XXVIII. Emerson to Carlyle

Concord, 17 October, 1838

My Dear Friend,—I am quite uneasy that I do not hear from you. On the 21st of July I wrote to you and enclosed a remittance of L50 by a Bill of Exchange on Baring Brothers, drawn by Chandler, Howard, & Co., which was sent in the steamer "Royal William." On the 2d of August I received your letter of inquiry respecting our edition of the Miscellanies, and wrote a few days later in reply, that we could send you out two or three hundred copies of our first two volumes, in sheets, at eighty-nine cents per copy of two volumes, and the small additional price of the new title- page. I said also that I would wait until I heard from you before commencing the printing of the last two volumes of the Miscellanies, and, if you desired it, would print any number of copies with a title-page for London. This letter went in a steamer—he "Great Western" probably—about the 10th or 12th of August. (Perhaps I misremember the names [of the steamers], and the first should be last.) I have heard nothing from you since. I trust my letters have not miscarried. (A third was sent also by another channel inclosing a duplicate of the Bill of Exchange.) With more fervency, I trust that all goes well in the house of my friend,—and I suppose that you are absent on some salutary errand of repairs and recreation. Use, I pray you, your earliest hour in certifying me of the facts.

One word more in regard to business. I believe I expressed some surprise, in the July letter, that the booksellers should have no greater balance for us at this settlement. I have since studied the account better, and see that we shall not be disappointed in the year of obtaining at least the sum first promised,—seven hundred and sixty dollars; but the whole expense of the edition is paid out of the copies first sold, and our profits depend on the last sales. The edition is almost gone, and you shall have an account at the end of the year.

In a letter within a twelvemonth I have urged you to pay us a visit in America, and in Concord. I have believed that you would come one day, and do believe it. But if, on your part, you have been generous and affectionate enough to your friends here—or curious enough concerning our society—to wish to come, I think you must postpone, for the present, the satisfaction of your friendship and your curiosity. At this moment I would not have you here, on any account. The publication of my Address to the Divinity College (copies of which I sent you) has been the occasion of an outcry in all our leading local newspapers against my "infidelity," "pantheism," and "atheism." The writers warn all and sundry against me, and against whatever is supposed to be related to my connection of opinion, &c.; against Transcendentalism, Goethe, and Carlyle. I am heartily sorry to see this last aspect of the storm in our washbowl. For, as Carlyle is nowise guilty, and has unpopularities of his own, I do not wish to embroil him in my parish differences. You were getting to be a great favorite with us all here, and are daily a greater with the American public, but just now, in Boston, where I am known as your editor, I fear you lose by the association. Now it is indispensable to your right influence here, that you should never come before our people as one of a clique, but as a detached, that is, universally associated man; so I am happy, as I could not have thought, that you have not yielded yourself to my entreaties. Let us wait a little until this foolish clamor be overblown. My position is fortunately such as to put me quite out of the reach of any real inconvenience from the panic-strikers or the panic-struck; and, indeed, so far as this uneasiness is a necessary result of mere inaction of mind, it seems very clear to me that, if I live, my neighbors must look for a great many more shocks, and perhaps harder to bear.

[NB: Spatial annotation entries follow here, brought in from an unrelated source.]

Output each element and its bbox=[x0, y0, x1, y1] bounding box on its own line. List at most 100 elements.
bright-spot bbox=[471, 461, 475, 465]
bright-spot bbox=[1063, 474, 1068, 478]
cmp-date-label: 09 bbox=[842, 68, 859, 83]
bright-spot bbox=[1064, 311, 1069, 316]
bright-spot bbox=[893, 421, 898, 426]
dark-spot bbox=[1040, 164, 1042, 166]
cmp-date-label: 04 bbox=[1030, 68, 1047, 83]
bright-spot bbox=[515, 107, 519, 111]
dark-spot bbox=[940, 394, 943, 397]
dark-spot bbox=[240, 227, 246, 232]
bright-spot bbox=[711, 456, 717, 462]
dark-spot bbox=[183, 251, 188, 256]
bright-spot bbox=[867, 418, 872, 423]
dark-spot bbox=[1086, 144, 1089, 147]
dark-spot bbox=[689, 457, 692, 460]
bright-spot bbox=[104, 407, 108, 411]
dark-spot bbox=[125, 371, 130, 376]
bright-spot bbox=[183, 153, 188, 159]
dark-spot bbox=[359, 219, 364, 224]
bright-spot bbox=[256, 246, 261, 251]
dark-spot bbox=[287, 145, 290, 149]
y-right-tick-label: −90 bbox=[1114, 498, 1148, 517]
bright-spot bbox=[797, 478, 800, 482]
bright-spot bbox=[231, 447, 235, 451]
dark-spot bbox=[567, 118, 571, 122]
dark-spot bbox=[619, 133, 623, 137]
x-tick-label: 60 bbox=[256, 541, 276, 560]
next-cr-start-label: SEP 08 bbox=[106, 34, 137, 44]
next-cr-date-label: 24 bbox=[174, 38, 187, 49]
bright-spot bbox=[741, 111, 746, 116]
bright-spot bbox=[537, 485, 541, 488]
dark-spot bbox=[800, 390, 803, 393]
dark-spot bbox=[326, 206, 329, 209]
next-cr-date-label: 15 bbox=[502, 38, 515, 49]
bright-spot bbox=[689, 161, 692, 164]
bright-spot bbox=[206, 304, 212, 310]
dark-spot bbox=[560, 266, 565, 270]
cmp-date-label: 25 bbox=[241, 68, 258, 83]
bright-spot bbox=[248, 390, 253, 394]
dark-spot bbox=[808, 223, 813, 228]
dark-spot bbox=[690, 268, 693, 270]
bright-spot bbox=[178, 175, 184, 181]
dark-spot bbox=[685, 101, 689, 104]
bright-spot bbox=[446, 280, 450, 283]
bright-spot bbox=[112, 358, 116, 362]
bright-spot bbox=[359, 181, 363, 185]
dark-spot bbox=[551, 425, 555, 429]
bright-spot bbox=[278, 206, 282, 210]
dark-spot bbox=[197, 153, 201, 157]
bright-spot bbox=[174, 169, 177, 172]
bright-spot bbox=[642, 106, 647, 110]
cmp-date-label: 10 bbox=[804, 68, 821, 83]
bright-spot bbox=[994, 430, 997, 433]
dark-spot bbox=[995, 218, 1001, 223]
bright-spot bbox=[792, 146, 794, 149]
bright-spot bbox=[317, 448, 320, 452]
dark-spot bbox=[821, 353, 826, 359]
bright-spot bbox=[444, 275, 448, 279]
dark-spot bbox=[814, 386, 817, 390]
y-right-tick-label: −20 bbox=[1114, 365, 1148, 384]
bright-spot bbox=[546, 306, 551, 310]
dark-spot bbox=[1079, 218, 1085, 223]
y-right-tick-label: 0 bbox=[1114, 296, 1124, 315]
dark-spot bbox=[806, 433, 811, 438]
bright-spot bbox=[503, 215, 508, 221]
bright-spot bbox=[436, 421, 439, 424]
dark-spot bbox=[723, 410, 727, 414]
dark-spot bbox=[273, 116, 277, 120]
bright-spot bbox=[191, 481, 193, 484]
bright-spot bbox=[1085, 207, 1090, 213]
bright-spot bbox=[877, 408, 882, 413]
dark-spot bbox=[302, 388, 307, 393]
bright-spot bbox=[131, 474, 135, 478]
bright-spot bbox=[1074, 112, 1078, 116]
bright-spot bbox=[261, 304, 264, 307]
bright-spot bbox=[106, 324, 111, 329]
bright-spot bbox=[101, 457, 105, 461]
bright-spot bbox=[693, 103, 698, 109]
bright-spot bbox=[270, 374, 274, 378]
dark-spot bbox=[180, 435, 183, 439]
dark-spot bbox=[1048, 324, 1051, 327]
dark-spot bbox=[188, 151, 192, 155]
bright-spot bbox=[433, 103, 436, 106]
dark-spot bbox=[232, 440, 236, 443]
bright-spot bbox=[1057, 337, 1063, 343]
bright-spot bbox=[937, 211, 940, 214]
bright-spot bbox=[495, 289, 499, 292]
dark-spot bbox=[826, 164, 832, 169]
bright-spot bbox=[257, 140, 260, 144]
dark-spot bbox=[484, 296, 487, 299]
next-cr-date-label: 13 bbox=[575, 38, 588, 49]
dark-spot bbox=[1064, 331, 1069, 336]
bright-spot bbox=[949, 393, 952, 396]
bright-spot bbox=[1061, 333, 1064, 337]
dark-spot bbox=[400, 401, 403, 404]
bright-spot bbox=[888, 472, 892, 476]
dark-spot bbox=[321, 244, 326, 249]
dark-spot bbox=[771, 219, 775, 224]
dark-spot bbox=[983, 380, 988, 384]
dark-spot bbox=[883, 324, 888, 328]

The article on German Religious Writers in the last Foreign Quarterly Review suits our meridian as well as yours; as is plainly signified by the circumstance that our newspapers copy into their columns the opening tirade and no more. Who wrote that paper? And who wrote the paper on Montaigne in the Westminster? I read with great satisfaction the Poems and Thoughts of Archaeus in Blackwood. "The Sexton's Daughter" is a beautiful poem: and I recognize in them all the Soul, with joy and love. Tell me of the author's health and welfare; or, will not he love me so much as to write me a letter with his own hand? And tell me of yourself, what task of love and wisdom the Muses impose; and what happiness the good God sends to you and yours. I hope your wife has not forgotten me.

Yours affectionately,
R.W. Emerson

The Miscellanies, Vols. I. and II., are a popular book. About five hundred copies have been sold. The second article on Jean Paul works with might on the inner man of young men. I hate to write you letters on business and facts like this. There are so few Friends that I think some time I shall meet you nearer, for I love you more than is fit to say. W.H. Channing has written a critique on you, which I suppose he has sent you, in the Boston Review.